LLM scaling: Is GPT-5 near the end of exponential growth?

The release of OpenAI GPT-5 marks a significant turning point in AI development, but maybe not the one most enthusiasts had envisioned. The latest version seems to reveal the natural ceiling of current language model capabilities with incremental rather than revolutionary improvements over GPT-4.

Sid and Andrew call back to some of the model-building basics that have led to this point to give their assessment of the early days of the GPT-5 release.

Chapters

  • Introduction to GPT-5 discussion (0:00)
  • Moore's Law and AI (2:15)
  • OpenAI's market identity crisis (4:48)
  • LLMs in healthcare: Worth the risk? (7:34)
  • The synthetic data problem (10:20)
  • The high watermark of LLM hype (15:10)
  • The future of AI beyond LLMs (20:54)

Scaling LLMs and OpenAI GPT-5: Episode Summary

The recent release of GPT-5 by OpenAI has sparked significant discussion in the AI community, but not for the reasons one might expect. Rather than celebrating revolutionary advancements, many experts and users find themselves questioning whether this version measures up to the significance that a major release should. This reaction represents a pivotal moment in our understanding of the limitations facing large language models and potentially signals the end of exponential growth in this particular AI paradigm.

The concept of "Moore's Law for AI" has been a guiding principle for many in the field, suggesting that AI capabilities would double at regular intervals similar to how transistor density doubled every two years in computer chips. However, the underwhelming performance improvements in GPT-5 compared to its predecessor suggest we're witnessing this law hitting a natural ceiling. The fundamental issue appears to be data exhaustion – these models have essentially consumed all available high-quality human-written text on the Internet, including books, articles, websites, and discussion forums. Without new sources of quality data, dramatic improvements become increasingly difficult.

Synthetic data generation has been proposed as a solution, but as discussed in the AI Fundamentalists podcast, this approach faces inherent limitations. Synthetic data created by AI models tends to lack the originality, nuance, and creative value of human-generated content. When models train on their own outputs or variations of them, they risk reinforcing existing patterns rather than discovering genuinely new capabilities. This creates a ceiling effect that's difficult to overcome regardless of architectural improvements or computational resources thrown at the problem.

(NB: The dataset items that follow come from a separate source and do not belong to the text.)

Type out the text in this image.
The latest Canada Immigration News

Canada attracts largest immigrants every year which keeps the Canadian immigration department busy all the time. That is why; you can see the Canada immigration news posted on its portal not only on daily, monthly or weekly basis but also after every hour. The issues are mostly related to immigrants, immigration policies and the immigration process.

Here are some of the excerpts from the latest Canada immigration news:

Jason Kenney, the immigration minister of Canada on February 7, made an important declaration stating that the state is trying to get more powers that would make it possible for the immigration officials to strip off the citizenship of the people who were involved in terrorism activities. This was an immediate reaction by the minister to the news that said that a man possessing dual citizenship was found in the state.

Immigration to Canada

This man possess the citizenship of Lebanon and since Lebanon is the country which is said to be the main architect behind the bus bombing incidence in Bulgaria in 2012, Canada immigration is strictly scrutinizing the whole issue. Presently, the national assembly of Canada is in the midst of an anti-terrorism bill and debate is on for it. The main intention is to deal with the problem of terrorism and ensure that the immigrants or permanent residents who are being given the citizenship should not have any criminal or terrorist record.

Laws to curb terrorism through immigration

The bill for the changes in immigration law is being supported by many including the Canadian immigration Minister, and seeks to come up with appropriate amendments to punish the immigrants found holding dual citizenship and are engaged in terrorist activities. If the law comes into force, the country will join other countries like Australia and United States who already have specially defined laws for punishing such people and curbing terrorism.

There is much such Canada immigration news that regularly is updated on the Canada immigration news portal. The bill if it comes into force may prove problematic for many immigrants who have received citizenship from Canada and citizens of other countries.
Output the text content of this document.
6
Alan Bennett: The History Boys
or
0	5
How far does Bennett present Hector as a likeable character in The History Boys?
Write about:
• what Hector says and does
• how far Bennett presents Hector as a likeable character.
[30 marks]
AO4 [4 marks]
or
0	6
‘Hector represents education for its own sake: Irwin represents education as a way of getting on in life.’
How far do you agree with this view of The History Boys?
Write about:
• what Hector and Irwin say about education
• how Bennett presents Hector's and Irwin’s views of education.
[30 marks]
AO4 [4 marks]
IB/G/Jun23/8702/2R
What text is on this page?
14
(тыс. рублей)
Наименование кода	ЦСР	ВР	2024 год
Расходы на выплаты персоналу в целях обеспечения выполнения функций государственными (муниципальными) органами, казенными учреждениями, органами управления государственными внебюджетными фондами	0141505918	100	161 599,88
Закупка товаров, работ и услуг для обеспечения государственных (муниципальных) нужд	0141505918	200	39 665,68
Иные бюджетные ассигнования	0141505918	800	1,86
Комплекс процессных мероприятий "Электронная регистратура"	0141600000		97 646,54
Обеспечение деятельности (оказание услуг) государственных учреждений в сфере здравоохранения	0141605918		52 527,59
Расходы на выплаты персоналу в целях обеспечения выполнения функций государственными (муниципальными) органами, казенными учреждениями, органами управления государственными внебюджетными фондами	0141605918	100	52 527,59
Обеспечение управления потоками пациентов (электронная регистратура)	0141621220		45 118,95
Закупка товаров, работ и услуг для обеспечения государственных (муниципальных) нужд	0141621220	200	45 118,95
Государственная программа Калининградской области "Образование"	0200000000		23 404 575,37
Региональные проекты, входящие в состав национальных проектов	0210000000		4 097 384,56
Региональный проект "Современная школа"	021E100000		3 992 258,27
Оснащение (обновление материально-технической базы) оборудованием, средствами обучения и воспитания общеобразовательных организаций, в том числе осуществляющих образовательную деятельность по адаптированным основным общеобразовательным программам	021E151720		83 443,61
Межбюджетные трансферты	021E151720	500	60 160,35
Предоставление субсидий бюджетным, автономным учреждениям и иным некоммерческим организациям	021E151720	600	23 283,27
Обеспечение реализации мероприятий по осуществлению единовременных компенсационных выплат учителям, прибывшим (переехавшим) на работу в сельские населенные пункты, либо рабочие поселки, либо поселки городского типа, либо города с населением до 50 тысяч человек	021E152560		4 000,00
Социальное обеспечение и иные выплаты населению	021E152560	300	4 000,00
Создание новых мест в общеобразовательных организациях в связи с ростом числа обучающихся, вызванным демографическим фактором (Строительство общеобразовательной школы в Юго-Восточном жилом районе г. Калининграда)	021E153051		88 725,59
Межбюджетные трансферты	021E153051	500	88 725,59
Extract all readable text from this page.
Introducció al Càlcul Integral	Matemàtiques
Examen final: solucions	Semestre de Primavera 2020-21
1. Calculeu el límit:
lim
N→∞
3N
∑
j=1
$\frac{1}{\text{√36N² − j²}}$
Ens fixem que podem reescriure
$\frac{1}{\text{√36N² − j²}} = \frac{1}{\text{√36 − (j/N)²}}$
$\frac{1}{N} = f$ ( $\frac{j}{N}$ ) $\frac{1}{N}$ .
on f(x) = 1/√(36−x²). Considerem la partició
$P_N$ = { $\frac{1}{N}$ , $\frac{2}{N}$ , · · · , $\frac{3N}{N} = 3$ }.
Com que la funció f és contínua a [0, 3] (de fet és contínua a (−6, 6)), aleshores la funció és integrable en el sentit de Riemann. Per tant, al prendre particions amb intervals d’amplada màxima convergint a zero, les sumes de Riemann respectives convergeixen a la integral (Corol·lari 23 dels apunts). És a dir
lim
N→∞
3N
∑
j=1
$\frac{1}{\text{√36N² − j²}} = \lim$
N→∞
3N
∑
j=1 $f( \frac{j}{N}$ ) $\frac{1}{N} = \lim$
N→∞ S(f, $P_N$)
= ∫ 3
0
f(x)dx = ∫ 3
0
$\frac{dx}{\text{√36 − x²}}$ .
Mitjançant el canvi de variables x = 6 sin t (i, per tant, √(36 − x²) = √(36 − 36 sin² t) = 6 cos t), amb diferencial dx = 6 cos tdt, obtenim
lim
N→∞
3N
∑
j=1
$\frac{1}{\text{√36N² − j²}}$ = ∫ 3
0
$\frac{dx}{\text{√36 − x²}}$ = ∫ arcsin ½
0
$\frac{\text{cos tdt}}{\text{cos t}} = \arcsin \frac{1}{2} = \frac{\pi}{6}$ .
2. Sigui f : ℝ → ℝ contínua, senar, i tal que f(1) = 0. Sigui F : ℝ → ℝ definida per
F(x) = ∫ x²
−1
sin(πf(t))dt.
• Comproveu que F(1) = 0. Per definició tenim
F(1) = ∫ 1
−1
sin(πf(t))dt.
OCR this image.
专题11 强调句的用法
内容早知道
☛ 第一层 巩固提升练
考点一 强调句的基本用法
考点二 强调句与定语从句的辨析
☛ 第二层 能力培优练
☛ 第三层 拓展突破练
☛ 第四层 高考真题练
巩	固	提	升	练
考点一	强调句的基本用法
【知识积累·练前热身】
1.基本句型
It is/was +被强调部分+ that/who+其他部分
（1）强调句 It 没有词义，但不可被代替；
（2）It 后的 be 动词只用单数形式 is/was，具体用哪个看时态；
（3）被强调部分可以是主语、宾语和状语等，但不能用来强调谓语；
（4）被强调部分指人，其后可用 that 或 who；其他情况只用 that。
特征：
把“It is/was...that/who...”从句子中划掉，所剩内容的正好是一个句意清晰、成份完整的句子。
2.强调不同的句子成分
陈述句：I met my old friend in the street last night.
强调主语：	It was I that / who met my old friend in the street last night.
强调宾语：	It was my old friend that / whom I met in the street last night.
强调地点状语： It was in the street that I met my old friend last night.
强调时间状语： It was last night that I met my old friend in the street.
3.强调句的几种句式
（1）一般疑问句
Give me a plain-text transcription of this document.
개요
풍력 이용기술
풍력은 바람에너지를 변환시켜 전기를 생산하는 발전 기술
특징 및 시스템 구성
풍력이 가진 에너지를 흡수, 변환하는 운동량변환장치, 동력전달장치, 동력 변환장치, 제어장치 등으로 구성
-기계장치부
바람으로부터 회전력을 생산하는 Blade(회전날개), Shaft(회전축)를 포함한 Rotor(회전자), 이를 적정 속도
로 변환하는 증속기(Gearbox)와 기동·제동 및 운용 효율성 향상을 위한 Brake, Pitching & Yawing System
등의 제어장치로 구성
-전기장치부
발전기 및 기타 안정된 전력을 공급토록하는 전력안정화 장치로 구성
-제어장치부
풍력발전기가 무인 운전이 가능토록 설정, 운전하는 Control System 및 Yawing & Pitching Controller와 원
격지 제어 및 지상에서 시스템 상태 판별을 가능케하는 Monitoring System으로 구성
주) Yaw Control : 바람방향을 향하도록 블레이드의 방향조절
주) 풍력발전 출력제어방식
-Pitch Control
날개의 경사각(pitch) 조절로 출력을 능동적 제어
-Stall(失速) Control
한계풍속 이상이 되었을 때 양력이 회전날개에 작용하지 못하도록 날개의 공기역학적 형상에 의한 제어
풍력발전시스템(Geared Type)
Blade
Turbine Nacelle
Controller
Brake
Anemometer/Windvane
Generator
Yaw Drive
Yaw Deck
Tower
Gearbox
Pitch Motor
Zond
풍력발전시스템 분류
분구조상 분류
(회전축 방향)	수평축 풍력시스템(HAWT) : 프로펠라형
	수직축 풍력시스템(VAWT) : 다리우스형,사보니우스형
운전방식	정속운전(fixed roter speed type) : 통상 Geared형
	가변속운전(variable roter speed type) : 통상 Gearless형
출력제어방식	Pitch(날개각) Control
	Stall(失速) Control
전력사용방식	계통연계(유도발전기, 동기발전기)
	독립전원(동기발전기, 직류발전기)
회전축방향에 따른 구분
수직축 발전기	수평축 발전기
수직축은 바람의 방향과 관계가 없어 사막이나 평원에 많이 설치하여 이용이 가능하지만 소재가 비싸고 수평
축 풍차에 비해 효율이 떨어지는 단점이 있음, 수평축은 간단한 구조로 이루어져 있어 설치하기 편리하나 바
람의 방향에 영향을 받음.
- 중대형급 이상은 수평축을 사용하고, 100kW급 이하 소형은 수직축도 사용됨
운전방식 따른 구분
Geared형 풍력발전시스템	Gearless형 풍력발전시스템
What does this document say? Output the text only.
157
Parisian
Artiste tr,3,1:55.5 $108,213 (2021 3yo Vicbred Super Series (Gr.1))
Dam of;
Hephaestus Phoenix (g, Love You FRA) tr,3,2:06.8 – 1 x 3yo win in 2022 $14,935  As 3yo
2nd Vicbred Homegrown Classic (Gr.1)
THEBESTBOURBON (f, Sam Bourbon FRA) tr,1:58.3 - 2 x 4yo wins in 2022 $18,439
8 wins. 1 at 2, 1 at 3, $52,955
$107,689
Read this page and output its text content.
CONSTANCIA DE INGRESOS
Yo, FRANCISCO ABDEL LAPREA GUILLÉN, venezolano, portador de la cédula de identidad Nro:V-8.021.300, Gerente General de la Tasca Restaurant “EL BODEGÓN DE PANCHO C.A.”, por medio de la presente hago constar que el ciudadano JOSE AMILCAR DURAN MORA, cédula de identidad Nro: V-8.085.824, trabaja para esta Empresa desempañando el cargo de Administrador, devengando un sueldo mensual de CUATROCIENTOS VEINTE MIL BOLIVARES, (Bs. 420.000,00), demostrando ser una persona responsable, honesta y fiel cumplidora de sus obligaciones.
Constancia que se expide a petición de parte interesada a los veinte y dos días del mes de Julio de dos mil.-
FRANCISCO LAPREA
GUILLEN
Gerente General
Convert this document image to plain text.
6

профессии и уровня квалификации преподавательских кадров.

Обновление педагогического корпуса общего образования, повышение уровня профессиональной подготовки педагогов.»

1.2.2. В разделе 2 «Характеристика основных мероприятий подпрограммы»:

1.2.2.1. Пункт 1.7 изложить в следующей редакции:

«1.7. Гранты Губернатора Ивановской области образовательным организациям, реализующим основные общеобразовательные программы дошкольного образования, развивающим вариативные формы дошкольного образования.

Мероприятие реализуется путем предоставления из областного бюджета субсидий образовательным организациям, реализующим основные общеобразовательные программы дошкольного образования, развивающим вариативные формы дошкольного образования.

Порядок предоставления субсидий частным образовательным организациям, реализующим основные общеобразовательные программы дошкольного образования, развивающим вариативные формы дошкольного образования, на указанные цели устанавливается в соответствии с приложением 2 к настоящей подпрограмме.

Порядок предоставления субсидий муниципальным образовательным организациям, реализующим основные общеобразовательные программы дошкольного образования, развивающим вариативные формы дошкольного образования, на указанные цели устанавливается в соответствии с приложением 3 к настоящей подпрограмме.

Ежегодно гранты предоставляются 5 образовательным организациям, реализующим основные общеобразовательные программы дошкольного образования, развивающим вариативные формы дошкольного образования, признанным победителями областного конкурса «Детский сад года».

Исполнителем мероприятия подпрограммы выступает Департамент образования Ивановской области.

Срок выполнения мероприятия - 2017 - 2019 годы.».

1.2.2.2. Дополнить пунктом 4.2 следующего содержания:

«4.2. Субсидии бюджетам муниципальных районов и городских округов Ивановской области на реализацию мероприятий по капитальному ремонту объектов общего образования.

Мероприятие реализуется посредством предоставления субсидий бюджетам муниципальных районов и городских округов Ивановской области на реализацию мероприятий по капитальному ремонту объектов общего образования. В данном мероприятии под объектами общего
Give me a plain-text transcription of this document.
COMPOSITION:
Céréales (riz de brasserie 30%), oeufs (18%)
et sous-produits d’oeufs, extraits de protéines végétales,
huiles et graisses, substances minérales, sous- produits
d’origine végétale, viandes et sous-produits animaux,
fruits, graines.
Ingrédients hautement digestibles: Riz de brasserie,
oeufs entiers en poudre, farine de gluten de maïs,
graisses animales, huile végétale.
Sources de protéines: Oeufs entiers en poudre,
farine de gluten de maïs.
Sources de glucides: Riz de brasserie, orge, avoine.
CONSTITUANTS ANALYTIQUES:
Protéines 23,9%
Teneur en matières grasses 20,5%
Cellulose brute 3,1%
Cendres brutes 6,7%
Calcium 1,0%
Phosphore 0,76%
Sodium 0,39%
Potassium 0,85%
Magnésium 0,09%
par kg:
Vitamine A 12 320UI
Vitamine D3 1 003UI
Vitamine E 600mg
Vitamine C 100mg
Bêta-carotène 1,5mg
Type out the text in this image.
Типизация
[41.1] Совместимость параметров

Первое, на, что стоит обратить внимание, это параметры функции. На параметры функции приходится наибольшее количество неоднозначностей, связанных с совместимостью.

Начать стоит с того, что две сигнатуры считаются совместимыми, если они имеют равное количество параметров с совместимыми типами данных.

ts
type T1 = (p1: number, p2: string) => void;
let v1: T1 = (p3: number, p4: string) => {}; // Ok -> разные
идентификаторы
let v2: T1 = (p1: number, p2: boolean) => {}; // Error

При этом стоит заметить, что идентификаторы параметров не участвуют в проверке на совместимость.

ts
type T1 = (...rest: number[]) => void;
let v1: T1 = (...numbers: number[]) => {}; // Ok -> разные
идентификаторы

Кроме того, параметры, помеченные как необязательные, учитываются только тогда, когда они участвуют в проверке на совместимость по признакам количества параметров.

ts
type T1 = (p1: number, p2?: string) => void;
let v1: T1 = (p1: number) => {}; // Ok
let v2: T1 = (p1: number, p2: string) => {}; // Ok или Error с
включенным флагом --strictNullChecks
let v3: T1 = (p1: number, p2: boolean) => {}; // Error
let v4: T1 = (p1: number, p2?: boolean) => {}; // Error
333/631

OpenAI's positioning with this release also reveals a strategic identity crisis. At first, they were mostly for consumer applications, with Anthropic being the better choice for businesses. GPT-5 seems to be trying to serve both markets without fully satisfying either. Some users say that the model is less creative and expressive. This may be because of efforts to make the model more reliable and less likely to make people hallucinate for business applications. The latter is a good thing; however, this tradeoff comes at the cost of the unguarded capabilities that made earlier versions seem compelling for creative use.

Perhaps most concerning is the revelation about healthcare usage of these systems. Despite having no genuine understanding of human biology or medicine, these models are increasingly being used for health advice and even pseudo-therapy. LLMs’ confident tone makes this especially dangerous. Users may think the advice is right even when it’s not. This highlights the ethical complications that arise when technology outpaces our ability to properly regulate and control it.

Looking forward, the AI Fundamentalists suggest we may see a renaissance of alternative AI approaches. Reinforcement learning, neuro-symbolic systems, and expert systems may become more popular as researchers realize the problems with the current LLM model. Instead of a single way to use AI, we may be entering a time where special systems designed for specific tasks become the norm. LLMs will be just one tool in a larger AI toolkit. This paradigm shift would represent a more mature understanding of AI's capabilities and limitations, moving us away from the hype cycle and toward more practical applications of artificial intelligence.